Friday, July 08, 2016

Early Blues?


Am feeling the post holidays blues already...



Thursday, July 07, 2016

Depressed Dogs


It's very strange that dogs commonly  howl depressingly here everytime the speakers blared from mosques five times a day.



Wednesday, July 06, 2016

Upside down root


Losing a loved one is painful, an experience that is difficult to face at the time of loss. It's memories brings pain over time, albeit less painful as its numbed over time.

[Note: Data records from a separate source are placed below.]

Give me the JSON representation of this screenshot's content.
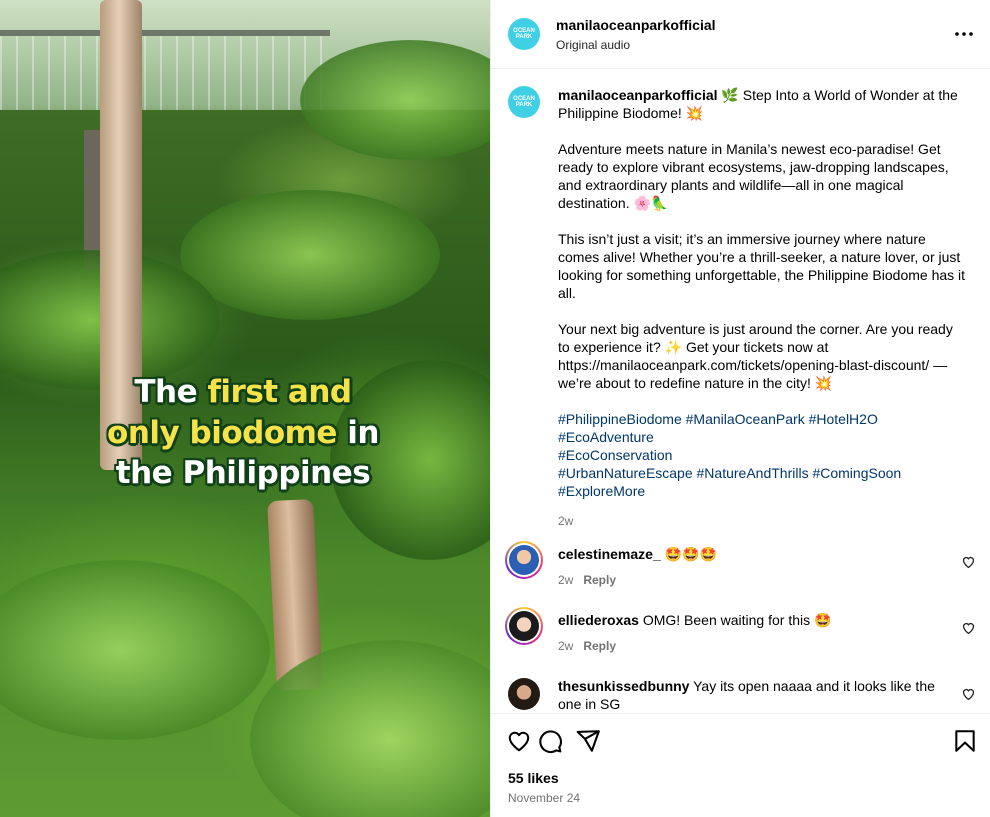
{
  "media": {
    "overlay_lines": [
      {
        "plain_before": "The ",
        "highlight": "first and",
        "plain_after": ""
      },
      {
        "plain_before": "",
        "highlight": "only biodome",
        "plain_after": " in"
      },
      {
        "plain_before": "the Philippines",
        "highlight": "",
        "plain_after": ""
      }
    ],
    "colors": {
      "highlight": "#f6e34a",
      "outline": "#114018"
    }
  },
  "header": {
    "username": "manilaoceanparkofficial",
    "audio": "Original audio",
    "avatar_icon": "ocean-park-logo-icon",
    "more_icon": "more-horizontal-icon"
  },
  "caption": {
    "username": "manilaoceanparkofficial",
    "intro": "🌿 Step Into a World of Wonder at the Philippine Biodome! 💥",
    "p1": "Adventure meets nature in Manila’s newest eco-paradise! Get ready to explore vibrant ecosystems, jaw-dropping landscapes, and extraordinary plants and wildlife—all in one magical destination. 🌸🦜",
    "p2": "This isn’t just a visit; it’s an immersive journey where nature comes alive! Whether you’re a thrill-seeker, a nature lover, or just looking for something unforgettable, the Philippine Biodome has it all.",
    "p3": "Your next big adventure is just around the corner. Are you ready to experience it? ✨ Get your tickets now at https://manilaoceanpark.com/tickets/opening-blast-discount/ — we’re about to redefine nature in the city! 💥",
    "hashtags": [
      "#PhilippineBiodome #ManilaOceanPark #HotelH2O",
      "#EcoAdventure",
      "#EcoConservation",
      "#UrbanNatureEscape #NatureAndThrills #ComingSoon",
      "#ExploreMore"
    ],
    "time": "2w"
  },
  "comments": [
    {
      "username": "celestinemaze_",
      "text": "🤩🤩🤩",
      "time": "2w",
      "reply": "Reply",
      "story_ring": true
    },
    {
      "username": "elliederoxas",
      "text": "OMG! Been waiting for this 🤩",
      "time": "2w",
      "reply": "Reply",
      "story_ring": true
    },
    {
      "username": "thesunkissedbunny",
      "text": "Yay its open naaaa and it looks like the one in SG",
      "time": "",
      "reply": "",
      "story_ring": false
    }
  ],
  "actions": {
    "icons": [
      "heart-icon",
      "comment-icon",
      "share-icon",
      "bookmark-icon"
    ],
    "likes": "55 likes",
    "date": "November 24"
  },
  "colors": {
    "link": "#00376b",
    "muted": "#737373",
    "brand_avatar": "#3fd0e6"
  }
}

Losing my one and only child and knowing I will never have another is a totally different thing to swallow all together. The pain at the time of loss is the least and the beginning of an eternal avalanche of ever increasing torture that is delivered blow after blow on a daily basis.  I am still receiving it after 8 long years. That painful torture can be described as a hopeless future that stems from a loss in the past. The root is nursed by the bleak future, unlike the root of a tree that supplies and contributes to the future growth of the tree. Cutting off or forgetting the root doesn't work here.



Two things


For the past eight years, every day I think of only two things. One, How would my daughter look, talk, behave and and smile and laugh with me if she is alive and well today. Two, why did this had to happen and continue to torture me daily.
As one who believes in God and His son Jesus Christ, I no longer blame God for it. The pain however continue to plague me years on.